Reviews

Julieta

Reviewed by Stephen Pye

Pedro Almodovar's magnificent new film Julieta, which was greatly enjoyed by 138 people at the Alhambra last Sunday eve, is a swirling family melodrama, full of reversals, flashbacks, and jarring plot twists. It has the disorienting feel of a late Hitchcock film like Vertigo - and one of its stars, Adriana Ugarte, even looks a little like the femme fatale Kim Novak in that film.

The Alberto Iglesias music is as eerie and as full of foreboding as the scores that Bernard Herrmann used to write for Hitchcock. There is a strong strain of fatalism to the storytelling, a sense that the characters here can't influence events in their own lives or to do anything to avoid the grief heading their way.

Julieta (Emma Suárez) is first encountered as a seemingly contented middle-aged woman. We can tell by the paintings and books in her modernist Madrid apartment that she is an art lover. She is affluent and glamorous. Julieta is planning to leave Spain to start a new life in Portugal with her boyfriend, Lorenzo.

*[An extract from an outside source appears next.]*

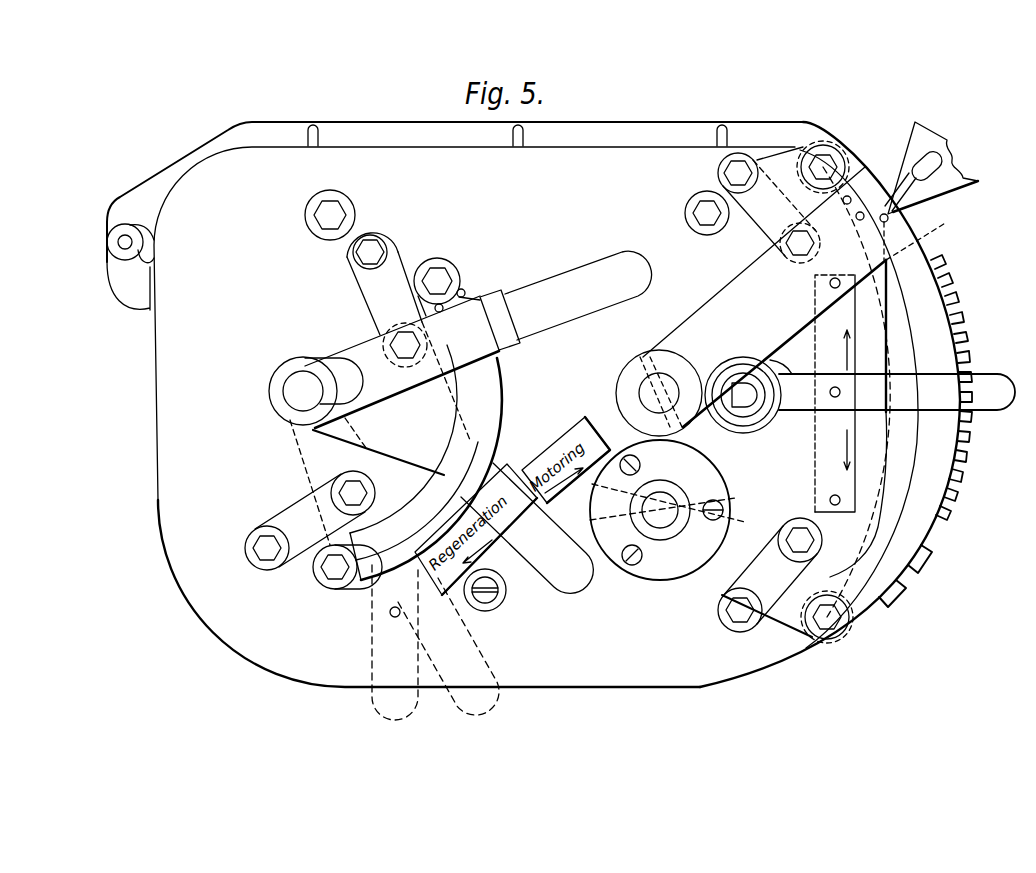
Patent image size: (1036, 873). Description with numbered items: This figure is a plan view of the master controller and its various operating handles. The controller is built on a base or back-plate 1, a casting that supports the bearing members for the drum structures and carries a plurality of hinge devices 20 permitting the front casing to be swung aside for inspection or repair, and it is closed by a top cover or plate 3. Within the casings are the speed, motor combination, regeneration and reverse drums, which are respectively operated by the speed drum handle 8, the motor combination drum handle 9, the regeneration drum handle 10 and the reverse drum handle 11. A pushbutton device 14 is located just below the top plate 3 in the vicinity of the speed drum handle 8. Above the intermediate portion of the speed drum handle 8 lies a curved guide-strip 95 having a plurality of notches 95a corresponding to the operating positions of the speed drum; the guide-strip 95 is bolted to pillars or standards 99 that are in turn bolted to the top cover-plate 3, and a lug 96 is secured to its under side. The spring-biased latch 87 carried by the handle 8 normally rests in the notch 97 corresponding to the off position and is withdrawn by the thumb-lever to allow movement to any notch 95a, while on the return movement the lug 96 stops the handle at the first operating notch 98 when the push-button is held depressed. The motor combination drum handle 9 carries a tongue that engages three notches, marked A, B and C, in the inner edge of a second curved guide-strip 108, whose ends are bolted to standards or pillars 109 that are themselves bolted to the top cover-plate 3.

By chance, walking on the streets one day, she bumps into Bea, a childhood friend of her daughter, Antia. Bea mentions that she has seen Antia recently.

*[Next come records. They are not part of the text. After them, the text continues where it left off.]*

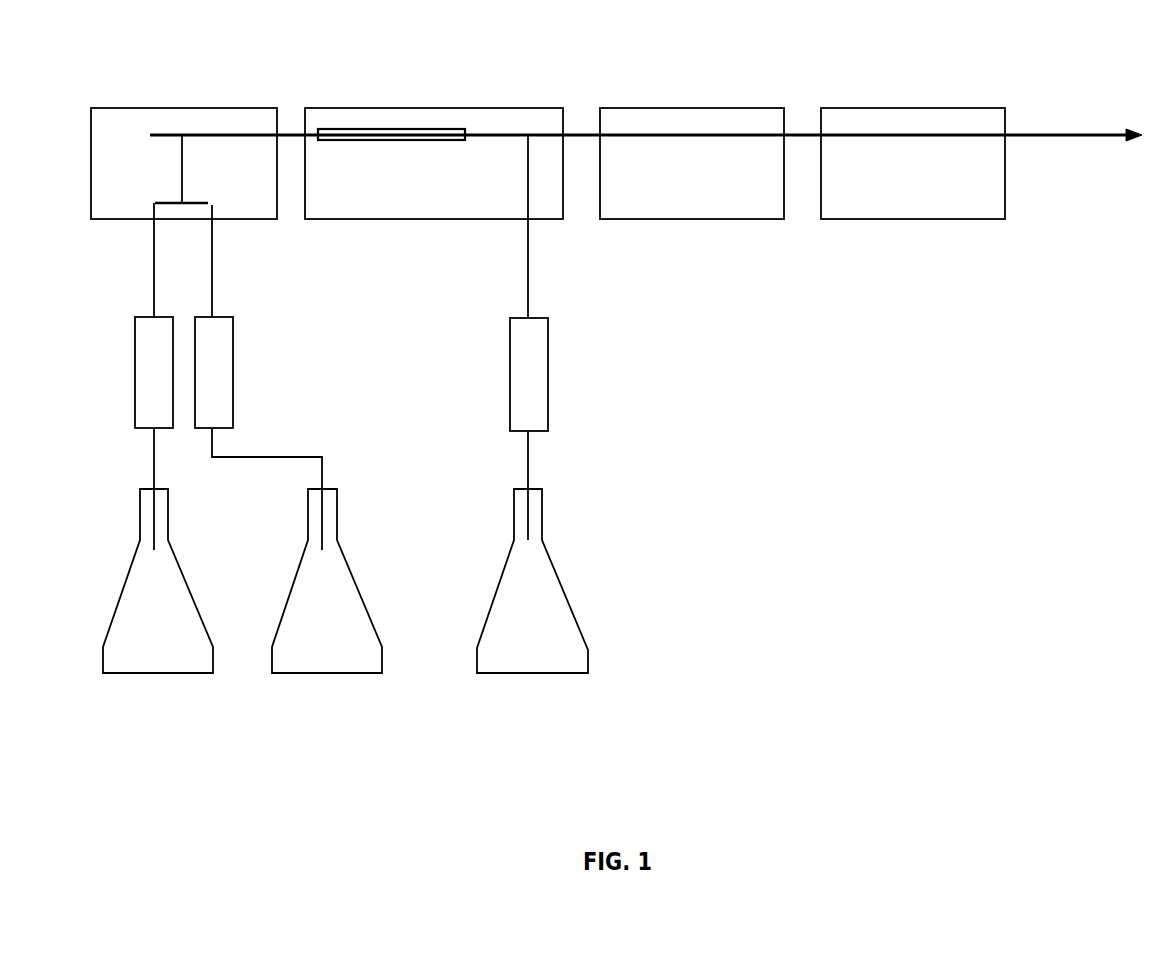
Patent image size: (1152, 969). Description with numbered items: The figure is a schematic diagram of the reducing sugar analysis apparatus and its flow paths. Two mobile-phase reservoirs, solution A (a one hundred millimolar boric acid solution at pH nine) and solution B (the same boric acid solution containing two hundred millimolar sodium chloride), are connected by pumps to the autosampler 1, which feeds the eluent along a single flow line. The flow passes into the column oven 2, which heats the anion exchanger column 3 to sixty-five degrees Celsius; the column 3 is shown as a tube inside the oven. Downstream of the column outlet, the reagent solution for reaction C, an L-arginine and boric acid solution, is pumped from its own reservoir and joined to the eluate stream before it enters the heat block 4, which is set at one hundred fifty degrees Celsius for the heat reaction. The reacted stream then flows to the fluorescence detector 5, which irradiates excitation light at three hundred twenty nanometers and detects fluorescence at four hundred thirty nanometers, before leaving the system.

The autosampler 1 is at (150, 107).
The column oven 2 is at (380, 108).
The column 3 is at (350, 140).
The heat block 4 is at (652, 108).
The fluorescence detector 5 is at (877, 108).
The solution A is at (133, 647).
The solution B is at (337, 652).
The reagent solution for reaction C is at (523, 652).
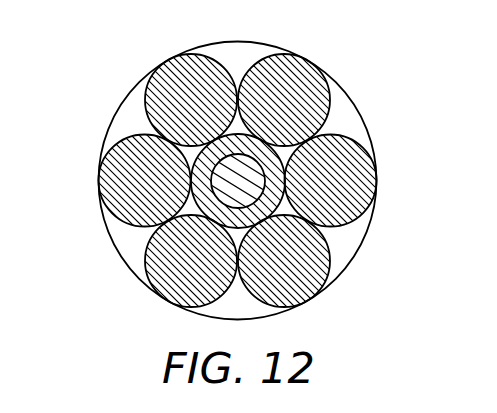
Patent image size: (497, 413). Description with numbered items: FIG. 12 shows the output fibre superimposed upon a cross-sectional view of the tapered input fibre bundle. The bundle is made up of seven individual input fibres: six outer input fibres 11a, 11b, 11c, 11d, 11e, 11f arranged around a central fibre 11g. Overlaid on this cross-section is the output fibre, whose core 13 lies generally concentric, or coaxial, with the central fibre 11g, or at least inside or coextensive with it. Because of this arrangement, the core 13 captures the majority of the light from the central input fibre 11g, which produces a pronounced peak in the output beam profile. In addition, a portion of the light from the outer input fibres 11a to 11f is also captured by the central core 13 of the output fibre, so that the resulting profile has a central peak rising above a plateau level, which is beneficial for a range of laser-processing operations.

This news is like a thunderbolt for Julieta and prompts the prolonged flashback in which we learn the circumstances in which Antia was conceived; what happened to her father and why mother and daughter have been estranged for so long.

Ugarte plays Julieta as a younger woman. She is a classics teacher who has just finished a stand-in job in a school, covering for someone on maternity leave. Now, she has time on her hands. During a long train journey, she sits opposite a mysterious older man, who seems to be hitting on her. She also meets Xoan (Daniel Grao), soon to be her lover, for the first time.

Almodovar films this night-time journey in dream-like fashion. Julieta sees a stag in heat racing alongside the train. She has a brush with death. She makes the connection with Xoan. Soon afterwards, she visits him in the idyllic fishing town in which he lives. They move in together.

For a while, the new family is happy enough. Julieta and Xoan have their child, Antia, together. She is suspicious, though, of his relationship with his old friend, Ava (Imma Cuesta), an artist who specialises in strangely phallic sculptures.

Julieta is adapted from three stories by Alice Munro. At times, it skirts close to soap opera. The plot is heavily reliant on coincidence. This is a story of a family coming apart. There is guilt, misunderstanding and betrayal. Almodovar tackles what is at times very downbeat material with his customary flamboyance, using plenty of strident red in the colour scheme.

Initially, it is disconcerting to have two actresses who don't actually look that much alike playing the same role. Both excel. Ugarte captures Julieta's recklessness and lust for life as a young woman. Suárez shows how she has become a much more guarded and defensive personality while also conveying in heart-rending fashion her character's bewilderment and panic at the thought her daughter may have abandoned her.

Julieta is a staggering return to form by one of this world's greatest living directors. It turned out to be guilt soaked pleasure for our film-goers and members on a cold, frosty, evening.